At just over the 50 mile mark my head was starting to swim and my breath was really shallow. As I came down a hill I realized I had a rear puncture so by the time I got to the course marshal (now walking) at the corner she was shouting at me "Aren't you supposed to be on your bike?" She said it with a laugh so I know she meant well. I sat at that corner for 20 minutes debating what to do and finally realized that sanity dictated I should resign for this year.
|My nerves subsided by the time my daughter and I were prepping my aid-station drop-bags. Each bag had two bottles of water, a peanut butter sandwich and a spare tube.|
It was a rolling start with a field of just over 300.
|That's me above, almost dead centre, in the orange.|
I did cramp a lot but managed to get through it every time. I drank plenty of water and ate at every opportunity. My legs felt good, my conditioning felt good but the heat (oh, the heat) defeated me in the end. I think I was very, very close to heatstroke. In one of the post-race interviews a competitor said her Garmin read 104 degrees.
|Although I'm smiling in this after photo my head didn't feel right until about half way through dinner.|
I left it all on that course in West Virginia/Pennsylvania so I have no regrets. And I will be back. June 21, 2014.

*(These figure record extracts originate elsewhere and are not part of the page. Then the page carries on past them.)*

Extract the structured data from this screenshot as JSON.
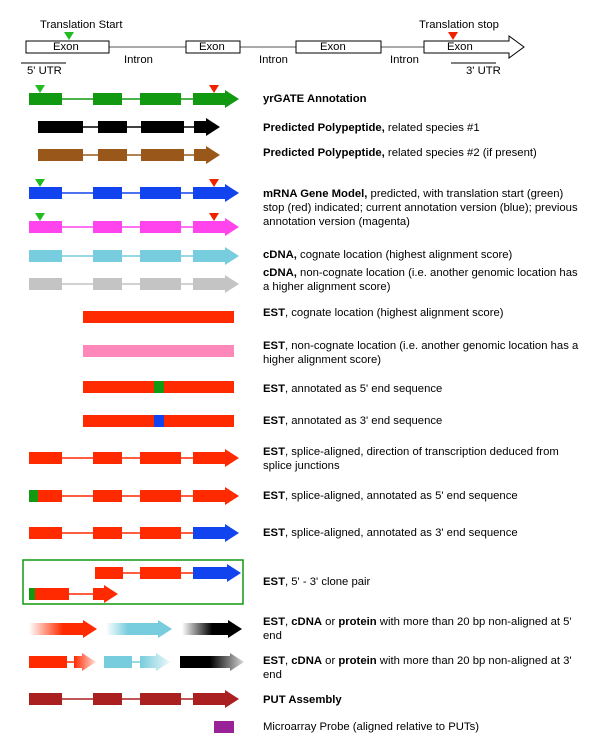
{
  "header": {
    "translation_start": "Translation Start",
    "translation_stop": "Translation stop",
    "exon": "Exon",
    "intron": "Intron",
    "utr5": "5' UTR",
    "utr3": "3' UTR"
  },
  "colors": {
    "green": "#119911",
    "black": "#000000",
    "brown": "#99581a",
    "blue": "#1144ee",
    "magenta": "#ff44ee",
    "cyan": "#77ccdd",
    "gray": "#c4c4c4",
    "red": "#ff2a00",
    "pink": "#ff88bb",
    "put": "#aa2020",
    "purple": "#992299",
    "start_marker": "#22bb22",
    "stop_marker": "#ee2200",
    "pair_box": "#119911"
  },
  "legend": [
    {
      "bold": "yrGATE Annotation",
      "text": ""
    },
    {
      "bold": "Predicted Polypeptide,",
      "text": " related species #1"
    },
    {
      "bold": "Predicted Polypeptide,",
      "text": " related species #2 (if present)"
    },
    {
      "bold": "mRNA Gene Model,",
      "text": " predicted, with  translation start (green) stop (red) indicated; current annotation version (blue); previous annotation version (magenta)"
    },
    {
      "bold": "cDNA,",
      "text": " cognate location (highest alignment score)"
    },
    {
      "bold": "cDNA,",
      "text": " non-cognate location (i.e. another genomic location has a higher alignment score)"
    },
    {
      "bold": "EST",
      "text": ", cognate location (highest alignment score)"
    },
    {
      "bold": "EST",
      "text": ",  non-cognate location (i.e. another genomic location has a higher alignment score)"
    },
    {
      "bold": "EST",
      "text": ", annotated as 5' end sequence"
    },
    {
      "bold": "EST",
      "text": ", annotated as 3' end sequence"
    },
    {
      "bold": "EST",
      "text": ", splice-aligned, direction of transcription deduced from splice junctions"
    },
    {
      "bold": "EST",
      "text": ", splice-aligned, annotated as 5' end sequence"
    },
    {
      "bold": "EST",
      "text": ", splice-aligned, annotated as 3' end sequence"
    },
    {
      "bold": "EST",
      "text": ",   5' - 3' clone pair"
    },
    {
      "bold": "EST",
      "text": ", <b>cDNA</b> or <b>protein</b> with more than 20 bp non-aligned at 5' end"
    },
    {
      "bold": "EST",
      "text": ", <b>cDNA</b> or <b>protein</b> with more than 20 bp non-aligned at 3' end"
    },
    {
      "bold": "PUT Assembly",
      "text": ""
    },
    {
      "bold": "",
      "text": "Microarray Probe (aligned relative to PUTs)"
    }
  ]
}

Lots of fun. Great camaraderie and conversations abounded. Interesting aid-stations, if not actually useful (M&M peanuts, pretzels, trail-mix, Famous Amos cookies) and I even got a mention on the local news coverage (well I was one of the three Canadians in the race).
A couple of additional observations:
- West Virginia back-roads use much larger diameter gravel that we do in Canada. Those chunks were basically golf ball sized.
- The smaller the home the larger the flag.
- Not Obama fans in those parts. I wouldn't normally wade into the political but they made their opinions very clear.
- 35c tires aren't quite wide enough for this ride. I am looking at some 42c Schwalbe's for next year.